Nautilus returned northward along the California coastline for a cruise to study the cultural heritage and natural wildlife in the Greater Farallones National Marine Sanctuary (GFNMS).
GFNMS contains over 400 shipwrecks and is largely unexplored in the deepest portions. Scientists conducted the first visual survey of the USS Independence, a World War II-era naval ship and former aircraft carrier scuttled offshore of San Francisco in 1951 and rediscovered as the deepest shipwreck in GFNMS. Two other shipwrecks, the Ituna, which was an historic steam yacht from 1886, and the freighter Dorothy Windermote, were also be explored.
While in GFNMS, an additional goal of the cruise was to characterize habitat of deep-sea corals and sponges. These habitats will be prioritized for future research as they serve as sentinel sites for ocean acidification monitoring and identification of impacts within an upwelling region.
This expedition will contribute to the baseline understanding of fish, deep-sea coral, and rocky substrate communities within GFNMS.
View additional photos of the USS Independence.
For the final expedition of the 2016 field season, Nautilus worked along the California Borderland region offshore San Diego to San Francisco. Scientists collected high-resolution mapping data along this complex margin within America’s Exclusive Economic Zone, of which very little of the seafloor has yet been extensively mapped.
Watch a video overview of the expedition.

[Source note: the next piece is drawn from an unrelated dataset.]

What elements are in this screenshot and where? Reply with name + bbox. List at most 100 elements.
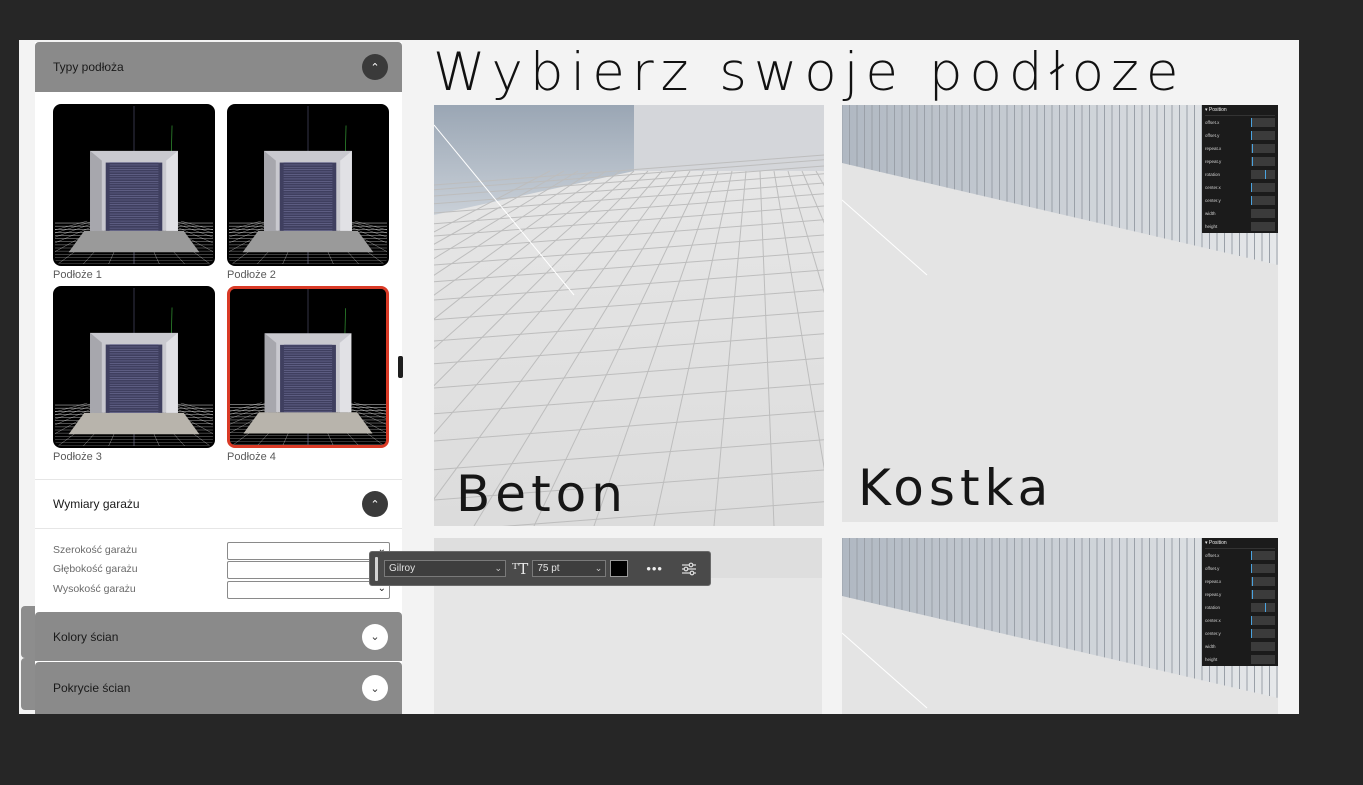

The partnership between the NOAA Office of Ocean Exploration and Research and the Ocean Exploration Trust has been an evolving one, tracing its roots back to 2000. NOAA Ship Okeanos Explorer was developed alongside E/V Nautilus, allowing the sharing of telepresence technology to bring the wonder of ocean exploration from ship to shore. In addition to providing funding support for the Nautilus mission, the Office of Ocean Exploration and Research continues to work with the Ocean Exploration Trust to advance technology and reduce uncertainties in critical parts of our largely unexplored deep ocean.